「ここまでの道中である程度この幻想郷のことをわかってくれたかしら?」
「うん。実際に見るまでは信じられなかったけど、本当に魔法や術がある世界なんだね。甲子園を出て霊夢さんが空を飛んだ時は驚いたよ」
霊夢とパワプロは博麗神社の縁側で話している。その横で矢部がプルプルと身体を震わせている。
「どうしたの? 矢部くん! どこか体の調子が悪いのか!?」
「うおおおおおおおおおおおおおおおおおでやんすぅううううう!」
「急にど、どうしたんだい? 矢部くん……」
「パワプロくん! この状況が理解できないでやんすか!?」
「え? オレ達が幻想郷という不思議な世界に突然やってきたのが夢でもなんでもなく現実だってことだろ?」
「違うでやんすぅうううう!」
「え? 違うの?」
「全然違うでやんす! パワプロくんいいでやんすか? これは巷で流行りの異世界転移ってやつでやんす!」
「異世界転移?」
「そうでやんす! これからオイラたちは誰か凄い人からチートな能力をもらってこの世界で暴れまわるのでやんす! そして悪い奴を倒してこの世界を救って……。そしてそしてたくさんのかわい子ちゃんに囲まれてハーレムを築きあげるのでやんすぅう」
矢部明雄はそう言って鼻の下を思い切り伸ばし、だらしのない表情を浮かべる。パワプロはそんな矢部を白い目で見ながら質問する。
「矢部くん……。チートって何?」
「反則級の強い力のことでやんす。その力を持てば最後、どんな相手も敵わないのでヤンす!」
「オレ達にそんな力があるとは思えないけど……。もしそうだったら……ハーレムか悪くないなあ」
パワプロも矢部の毒に侵され、鼻の下を伸ばす。
「あほなこと言ってんじゃないわよ!」
ガツン! ガツン!
「いったー!?」
パワプロと矢部の二人は霊夢の大幣で殴られ、声を合わせて悶絶する。
「そんな便利な能力があったらとっくに私たちが使ってるわよ! あと、私が見る限りアンタ達に力なんて欠片も感じられないわ。
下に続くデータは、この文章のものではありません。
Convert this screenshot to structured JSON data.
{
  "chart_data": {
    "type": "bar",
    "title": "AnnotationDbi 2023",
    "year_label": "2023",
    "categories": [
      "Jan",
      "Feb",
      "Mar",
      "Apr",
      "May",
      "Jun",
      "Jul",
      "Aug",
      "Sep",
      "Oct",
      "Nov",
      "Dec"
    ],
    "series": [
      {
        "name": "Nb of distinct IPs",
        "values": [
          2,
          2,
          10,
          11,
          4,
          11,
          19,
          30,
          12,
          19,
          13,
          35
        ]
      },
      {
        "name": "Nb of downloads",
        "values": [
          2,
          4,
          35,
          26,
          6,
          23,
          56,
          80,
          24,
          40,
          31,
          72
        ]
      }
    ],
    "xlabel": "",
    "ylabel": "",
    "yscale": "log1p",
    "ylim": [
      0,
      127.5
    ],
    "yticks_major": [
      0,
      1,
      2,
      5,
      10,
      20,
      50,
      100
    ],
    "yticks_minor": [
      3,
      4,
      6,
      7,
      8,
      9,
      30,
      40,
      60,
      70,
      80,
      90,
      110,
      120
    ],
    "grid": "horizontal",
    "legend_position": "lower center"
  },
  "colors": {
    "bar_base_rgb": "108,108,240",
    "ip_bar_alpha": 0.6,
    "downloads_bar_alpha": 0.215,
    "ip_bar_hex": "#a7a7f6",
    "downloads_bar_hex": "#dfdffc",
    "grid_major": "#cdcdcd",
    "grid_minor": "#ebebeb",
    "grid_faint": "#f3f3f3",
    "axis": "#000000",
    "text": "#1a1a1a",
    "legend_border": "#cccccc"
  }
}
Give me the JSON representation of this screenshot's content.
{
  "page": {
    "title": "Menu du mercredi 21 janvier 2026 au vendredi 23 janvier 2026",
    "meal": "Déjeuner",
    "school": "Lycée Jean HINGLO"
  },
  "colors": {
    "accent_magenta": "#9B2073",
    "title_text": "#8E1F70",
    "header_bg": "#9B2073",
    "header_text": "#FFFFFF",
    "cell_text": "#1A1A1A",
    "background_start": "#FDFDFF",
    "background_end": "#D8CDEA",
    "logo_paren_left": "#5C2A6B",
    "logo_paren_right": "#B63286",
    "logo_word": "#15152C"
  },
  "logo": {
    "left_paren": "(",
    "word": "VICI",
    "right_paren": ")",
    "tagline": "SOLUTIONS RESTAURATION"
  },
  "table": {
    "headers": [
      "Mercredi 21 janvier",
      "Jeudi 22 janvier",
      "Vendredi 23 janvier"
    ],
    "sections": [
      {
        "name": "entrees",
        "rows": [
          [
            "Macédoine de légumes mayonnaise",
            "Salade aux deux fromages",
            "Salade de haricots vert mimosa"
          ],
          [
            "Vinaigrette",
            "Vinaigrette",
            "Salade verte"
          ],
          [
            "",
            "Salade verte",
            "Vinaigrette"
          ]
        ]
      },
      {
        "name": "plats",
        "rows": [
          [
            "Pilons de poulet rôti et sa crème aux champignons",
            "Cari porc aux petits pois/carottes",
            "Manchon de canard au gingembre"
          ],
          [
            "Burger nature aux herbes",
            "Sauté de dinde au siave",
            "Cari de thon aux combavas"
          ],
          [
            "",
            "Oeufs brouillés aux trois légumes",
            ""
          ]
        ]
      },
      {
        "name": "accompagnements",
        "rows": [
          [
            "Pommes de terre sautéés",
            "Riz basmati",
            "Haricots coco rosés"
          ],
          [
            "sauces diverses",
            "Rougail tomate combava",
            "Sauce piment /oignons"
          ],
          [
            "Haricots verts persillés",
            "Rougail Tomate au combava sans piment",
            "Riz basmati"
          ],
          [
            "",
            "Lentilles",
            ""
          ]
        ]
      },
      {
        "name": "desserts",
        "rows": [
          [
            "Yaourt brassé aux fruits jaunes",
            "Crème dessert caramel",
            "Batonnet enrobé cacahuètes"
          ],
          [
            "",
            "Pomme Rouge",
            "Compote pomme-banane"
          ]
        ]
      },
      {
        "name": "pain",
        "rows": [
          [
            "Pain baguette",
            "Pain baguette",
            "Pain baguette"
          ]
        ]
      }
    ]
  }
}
ただの一般人よ、アンタらは!」
「……霊夢さんがそう言うならそうなんだろうなぁ。残念だなぁ。オレも空飛んでみたかったよ」
「夢も希望もないでやんす……」
「馬鹿なことはここまでにして異変解決の方法を考えるわよ! アンタ達も早く戻らないといけないんでしょ?」
「そうだった! オレ達は一刻も早く元の世界に戻らないといけないんだ! 矢部くん、チートだのハーレムだのくだらないことは忘れよう! オレ達には最後の夏の大会が待ってるんだ!」
「オイラはもし、チートとハーレムが手に入るなら、夏の大会なんてどうでも……」
「矢部ぇええええええ!」
「ひい!? パワプロくんが怒ったでやんすぅ。ごめんなさいでやんすぅ」
パワプロの矢部くんへの評価が下がった。